The recording opens with some dusk forest bird song and then a herd of elk emerging from the forest in the twilight and splashing through a stock tank (pond made for cattle to drink at) on their way to graze in the meadow. You’ll then be able to hear elk hoof-steps. The series of single explosive elk calls started around one am – at one point the whole herd runs off. In real time there were often gaps of several minutes between the individual calls, but when heard in short succession they make an ethereal song that to me is like a terrestrial equivalent of whale song. At the very end you’ll hear three coyote howls recorded on my first visit to the site – it seems like the coyotes and elk often trigger one another in a bout of vocalization.

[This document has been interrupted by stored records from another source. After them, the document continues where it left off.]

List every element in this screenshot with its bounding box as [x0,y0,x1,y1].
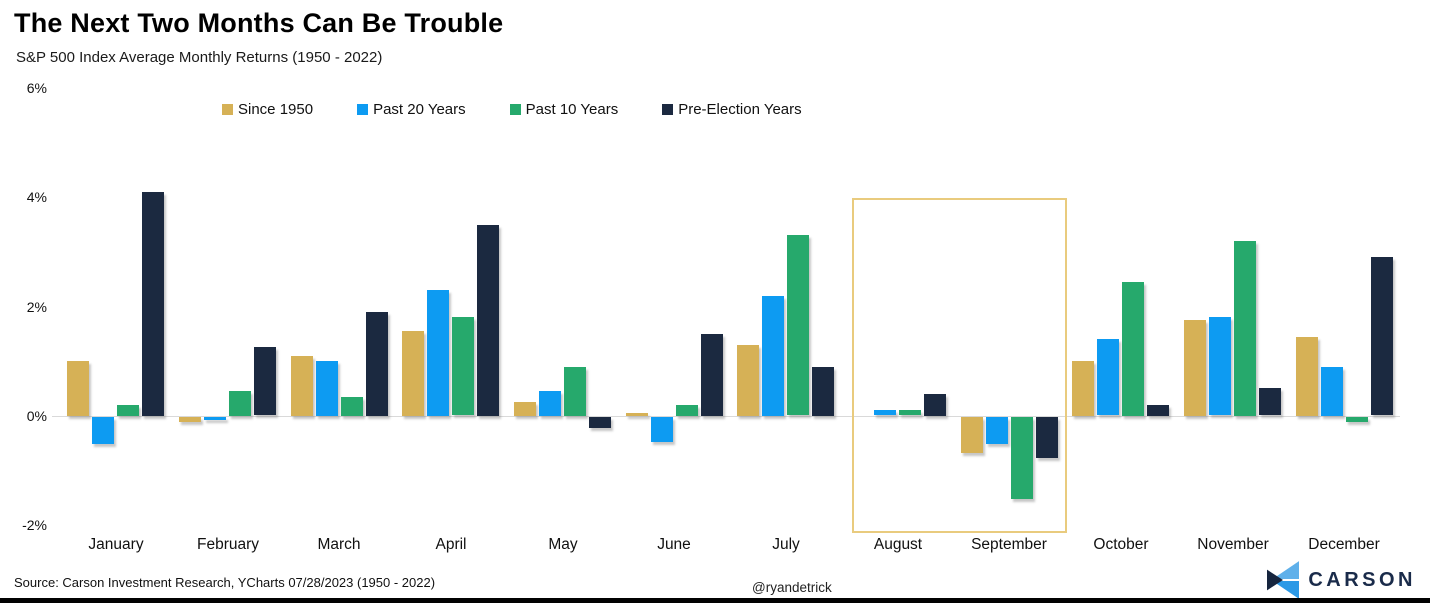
bar-june-pre-election-years [701,333,723,416]
bar-november-since-1950 [1184,320,1206,417]
carson-logo: CARSON [1267,561,1416,599]
bar-october-past-10-years [1122,281,1144,416]
bar-may-past-10-years [564,366,586,416]
bar-may-since-1950 [514,402,536,417]
chart-subtitle: S&P 500 Index Average Monthly Returns (1… [16,49,383,66]
month-label-june: June [657,536,691,553]
month-label-december: December [1308,536,1380,553]
chart-legend: Since 1950 Past 20 Years Past 10 Years Pre-… [222,101,802,118]
bar-may-past-20-years [539,391,561,417]
bar-august-pre-election-years [924,393,946,416]
bar-march-past-10-years [341,396,363,416]
bar-october-since-1950 [1072,361,1094,417]
bar-august-past-20-years [874,410,896,416]
bar-december-since-1950 [1296,336,1318,416]
bar-april-pre-election-years [477,224,499,416]
legend-label: Since 1950 [238,101,314,118]
author-handle: @ryandetrick [752,580,832,595]
month-label-september: September [971,536,1047,553]
bar-january-since-1950 [67,361,89,417]
bar-november-pre-election-years [1259,388,1281,416]
y-tick-label: -2% [22,517,47,533]
y-tick-label: 6% [26,80,47,96]
bar-february-pre-election-years [254,347,276,416]
y-tick-label: 2% [26,298,47,315]
bar-july-past-20-years [762,295,784,416]
bar-february-past-20-years [204,416,226,420]
zero-axis-line [52,415,1400,417]
month-label-april: April [435,536,467,553]
month-label-march: March [317,536,361,553]
bar-march-pre-election-years [366,311,388,416]
bar-april-since-1950 [402,331,424,417]
bar-february-since-1950 [179,416,201,422]
bar-december-past-10-years [1346,416,1368,422]
bar-june-past-20-years [651,416,673,442]
highlight-box-aug-sep [852,198,1067,533]
bar-april-past-20-years [427,290,449,417]
page-title: The Next Two Months Can Be Trouble [14,8,504,38]
legend-item-3: Past 10 Years [509,101,619,118]
bar-september-past-10-years [1011,416,1033,499]
bar-february-past-10-years [229,391,251,417]
bar-october-past-20-years [1097,339,1119,416]
month-label-august: August [873,536,923,553]
carson-logo-text: CARSON [1308,568,1416,591]
legend-label: Past 10 Years [525,101,619,118]
y-tick-label: 0% [26,407,47,424]
bar-march-since-1950 [291,355,313,416]
month-label-july: July [772,536,800,553]
legend-swatch-icon [357,104,369,115]
legend-label: Past 20 Years [373,101,466,118]
bar-september-since-1950 [961,416,983,453]
bar-july-since-1950 [737,344,759,416]
source-note: Source: Carson Investment Research, YCha… [14,575,436,590]
bar-july-past-10-years [787,235,809,416]
bar-august-past-10-years [899,410,921,416]
month-label-may: May [548,536,578,553]
legend-item-1: Since 1950 [222,101,313,118]
bar-june-since-1950 [626,413,648,417]
legend-swatch-icon [509,104,521,115]
bar-january-past-20-years [92,416,114,444]
month-label-january: January [88,536,144,553]
bar-january-pre-election-years [142,191,164,416]
bar-december-past-20-years [1321,366,1343,416]
plot-area [52,88,1400,525]
bar-may-pre-election-years [589,416,611,428]
month-label-october: October [1093,536,1149,553]
bar-november-past-20-years [1209,317,1231,416]
bar-january-past-10-years [117,404,139,416]
month-label-november: November [1197,536,1269,553]
bar-september-pre-election-years [1036,416,1058,458]
bar-october-pre-election-years [1147,404,1169,416]
bar-june-past-10-years [676,404,698,416]
legend-item-4: Pre-Election Years [662,101,802,118]
y-tick-label: 4% [26,189,47,206]
bar-december-pre-election-years [1371,257,1393,416]
legend-swatch-icon [662,104,674,115]
legend-label: Pre-Election Years [678,101,802,118]
carson-logo-icon [1267,561,1300,599]
bar-september-past-20-years [986,416,1008,444]
bottom-accent-bar [0,598,1430,603]
bar-november-past-10-years [1234,240,1256,416]
legend-swatch-icon [222,104,233,115]
legend-item-2: Past 20 Years [357,101,466,118]
month-label-february: February [196,536,260,553]
bar-april-past-10-years [452,317,474,416]
bar-march-past-20-years [316,361,338,417]
bar-july-pre-election-years [812,366,834,416]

This meadow is about a mile and a half long by three-quarters of a mile across and since the amount of reverberation depends on the size of a space, this along with the absolutely calm atmospheric conditions presumably account for the incredible echo. No artificial reverb effects of any kind have been used. As for those elusive Leopard frogs, I did eventually track them down and you can hear them on the ‘Contact‘ page on my website against a background of chorus frogs – not to be confused with the hilarious Tungara frogs of Panama featured on my home page.